Nike has a troubling knack for endorsing athletes prone to scandals, right?
Not really. In fact, the brand’s troubles stem from its own success. “They just have the preponderance of athletes under contract—particularly high-profile ones,” said Terry Lefton, editor at large of Sports Business Journal. “If any athlete is in trouble, it’s more likely to be in Nike’s camps than anyone else’s.”
Indeed, Nike has committed to some $3.2 billion in endorsements over the next five years.
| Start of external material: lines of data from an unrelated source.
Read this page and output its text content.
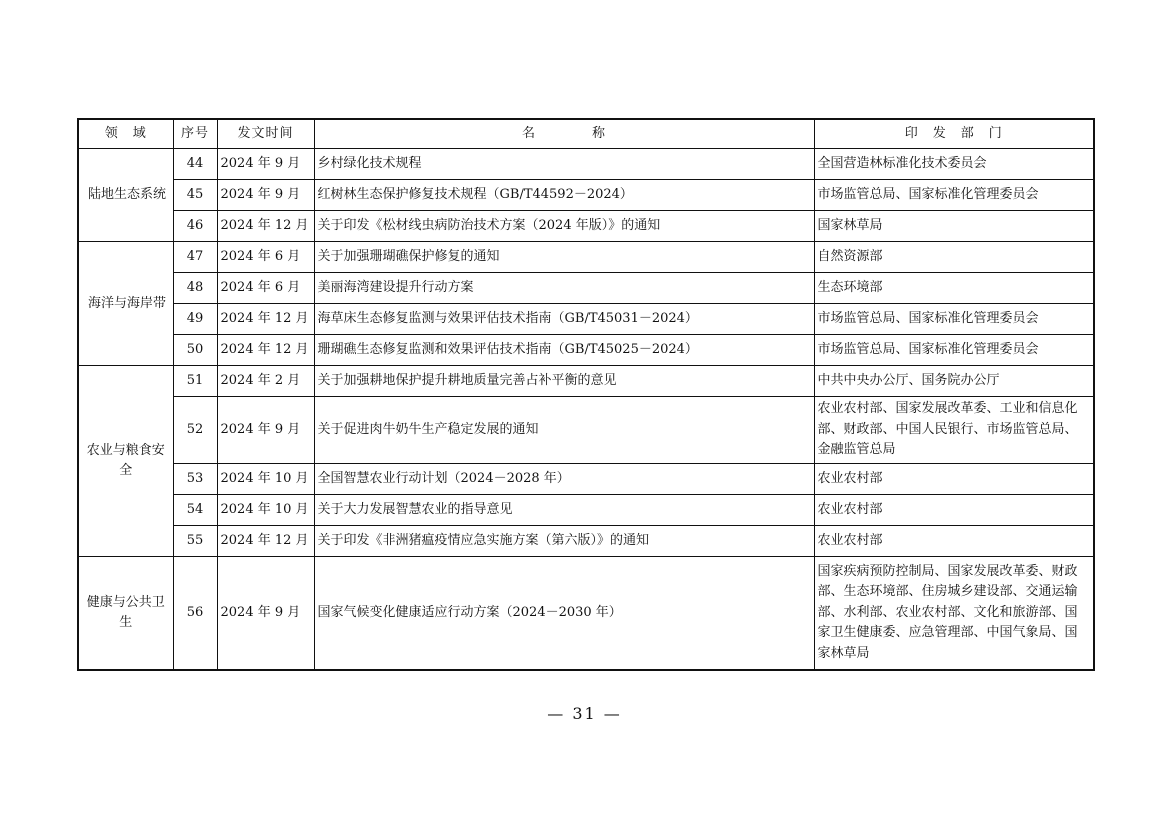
领　域	序号	发文时间	名　　　　称	印　发　部　门
陆地生态系统	44	2024 年 9 月	乡村绿化技术规程	全国营造林标准化技术委员会
	45	2024 年 9 月	红树林生态保护修复技术规程（GB/T44592－2024）	市场监管总局、国家标准化管理委员会
	46	2024 年 12 月	关于印发《松材线虫病防治技术方案（2024 年版）》的通知	国家林草局
海洋与海岸带	47	2024 年 6 月	关于加强珊瑚礁保护修复的通知	自然资源部
	48	2024 年 6 月	美丽海湾建设提升行动方案	生态环境部
	49	2024 年 12 月	海草床生态修复监测与效果评估技术指南（GB/T45031－2024）	市场监管总局、国家标准化管理委员会
	50	2024 年 12 月	珊瑚礁生态修复监测和效果评估技术指南（GB/T45025－2024）	市场监管总局、国家标准化管理委员会
农业与粮食安全	51	2024 年 2 月	关于加强耕地保护提升耕地质量完善占补平衡的意见	中共中央办公厅、国务院办公厅
	52	2024 年 9 月	关于促进肉牛奶牛生产稳定发展的通知	农业农村部、国家发展改革委、工业和信息化部、财政部、中国人民银行、市场监管总局、金融监管总局
	53	2024 年 10 月	全国智慧农业行动计划（2024－2028 年）	农业农村部
	54	2024 年 10 月	关于大力发展智慧农业的指导意见	农业农村部
	55	2024 年 12 月	关于印发《非洲猪瘟疫情应急实施方案（第六版）》的通知	农业农村部
健康与公共卫生	56	2024 年 9 月	国家气候变化健康适应行动方案（2024－2030 年）	国家疾病预防控制局、国家发展改革委、财政部、生态环境部、住房城乡建设部、交通运输部、水利部、农业农村部、文化和旅游部、国家卫生健康委、应急管理部、中国气象局、国家林草局
— 31 —
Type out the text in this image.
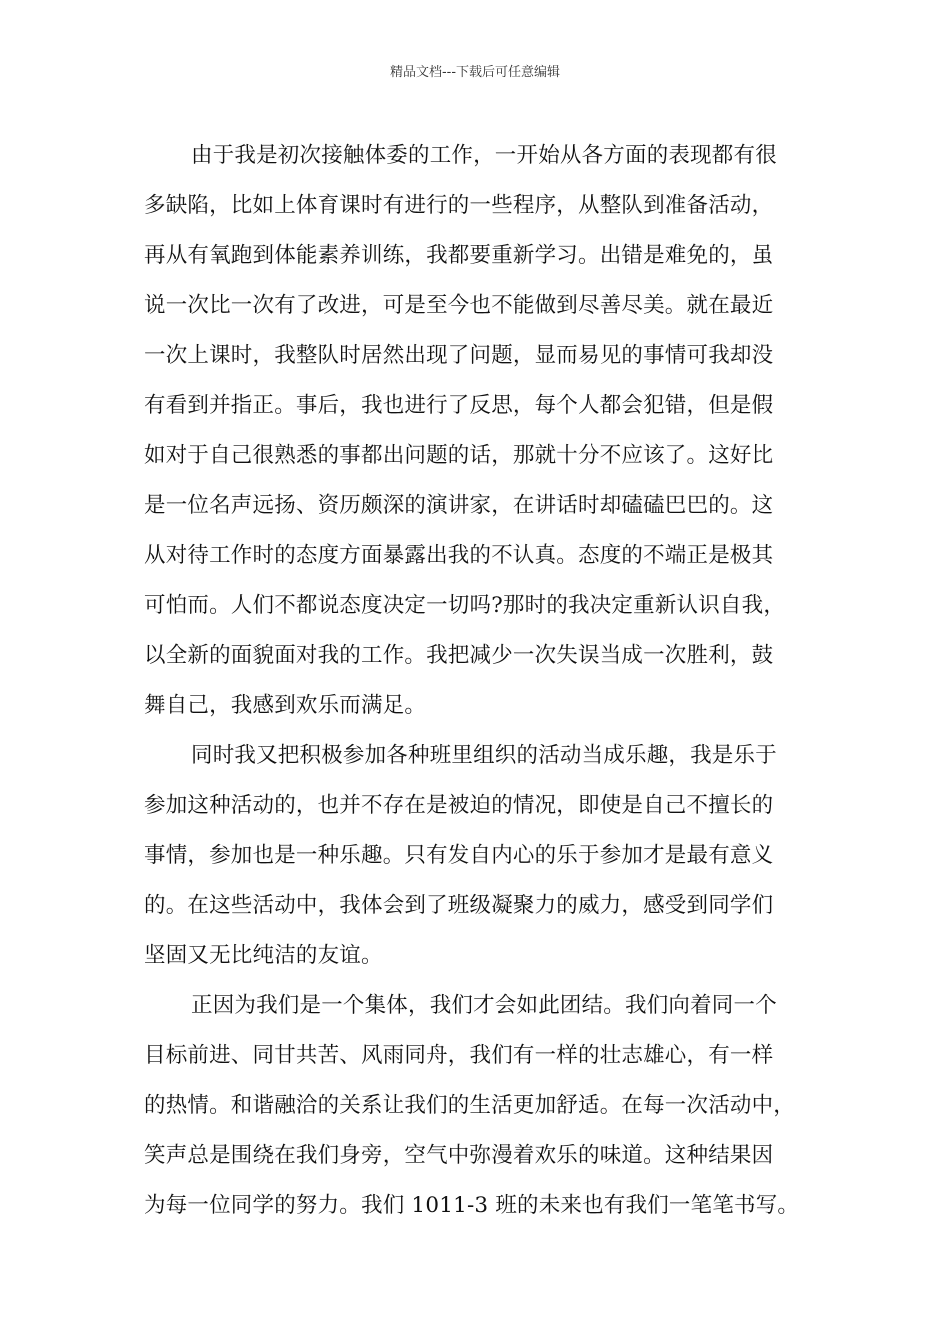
精品文档---下载后可任意编辑
由于我是初次接触体委的工作，一开始从各方面的表现都有很
多缺陷，比如上体育课时有进行的一些程序，从整队到准备活动，
再从有氧跑到体能素养训练，我都要重新学习。出错是难免的，虽
说一次比一次有了改进，可是至今也不能做到尽善尽美。就在最近
一次上课时，我整队时居然出现了问题，显而易见的事情可我却没
有看到并指正。事后，我也进行了反思，每个人都会犯错，但是假
如对于自己很熟悉的事都出问题的话，那就十分不应该了。这好比
是一位名声远扬、资历颇深的演讲家，在讲话时却磕磕巴巴的。这
从对待工作时的态度方面暴露出我的不认真。态度的不端正是极其
可怕而。人们不都说态度决定一切吗?那时的我决定重新认识自我，
以全新的面貌面对我的工作。我把减少一次失误当成一次胜利，鼓
舞自己，我感到欢乐而满足。
同时我又把积极参加各种班里组织的活动当成乐趣，我是乐于
参加这种活动的，也并不存在是被迫的情况，即使是自己不擅长的
事情，参加也是一种乐趣。只有发自内心的乐于参加才是最有意义
的。在这些活动中，我体会到了班级凝聚力的威力，感受到同学们
坚固又无比纯洁的友谊。
正因为我们是一个集体，我们才会如此团结。我们向着同一个
目标前进、同甘共苦、风雨同舟，我们有一样的壮志雄心，有一样
的热情。和谐融洽的关系让我们的生活更加舒适。在每一次活动中，
笑声总是围绕在我们身旁，空气中弥漫着欢乐的味道。这种结果因
为每一位同学的努力。我们 1011-3 班的未来也有我们一笔笔书写。
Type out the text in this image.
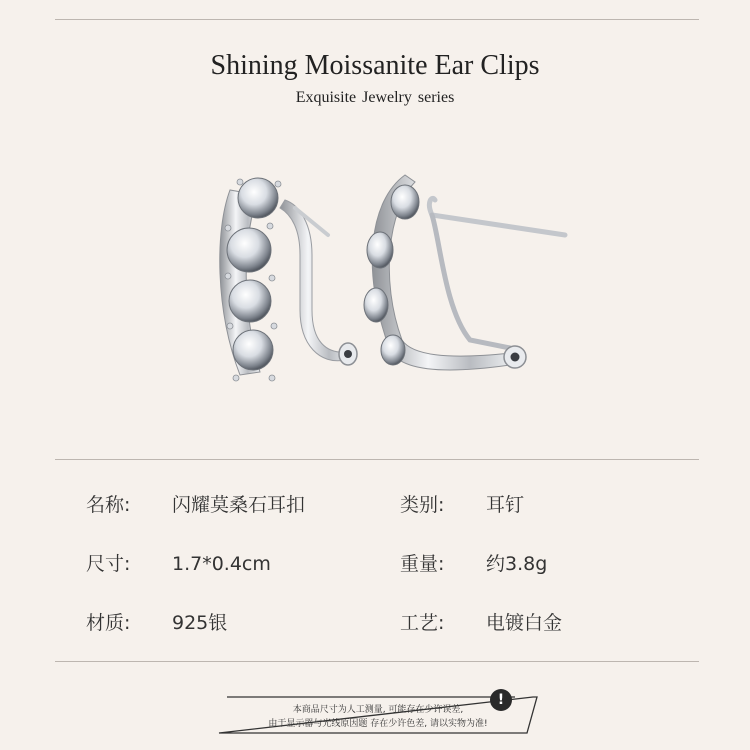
Shining Moissanite Ear Clips
Exquisite Jewelry series
名称: 闪耀莫桑石耳扣	类别: 耳钉
尺寸: 1.7*0.4cm	重量: 约3.8g
材质: 925银	工艺: 电镀白金
!
本商品尺寸为人工测量, 可能存在少许误差,
由于显示器与光线原因题 存在少许色差, 请以实物为准!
The brand declined to share the exact number of athletes it sponsors but said it works with thousands.
Still, last week’s news that South African Paralympian Oscar Pistorius was charged with shooting to death his girlfriend, Reeva Steenkamp, means more bad press for a global sportswear marketer that in recent years has found itself uncomfortably close to a string of controversies.
As the Pistorius story snowballed, attention turned to a past Nike ad featuring the runner alongside the unfortunate tagline “I am the bullet in the chamber.” The ad was quickly pulled from Pistorius’ website at the brand’s request.
In a public statement, Nike offered its sympathies and condolences, saying it wouldn’t comment further on an ongoing police investigation.
The fact remains that the brand is more than strong enough to weather the storm, Lefton said.
Nike does seem to err on the side of standing by its athlete endorsers—except in the most extreme cases. “They want to be the athlete’s friend more than the fan’s friend,” Lefton said. “That’s always been their way.”
That strategy can have its benefits in the long run, according to sports marketing consultant and Columbia University professor Joe Favorito. “If there are athletes that have a chance to come back and overcome whatever happened in their past,” he said, “they become that much more valuable to the brand that supported them all along.”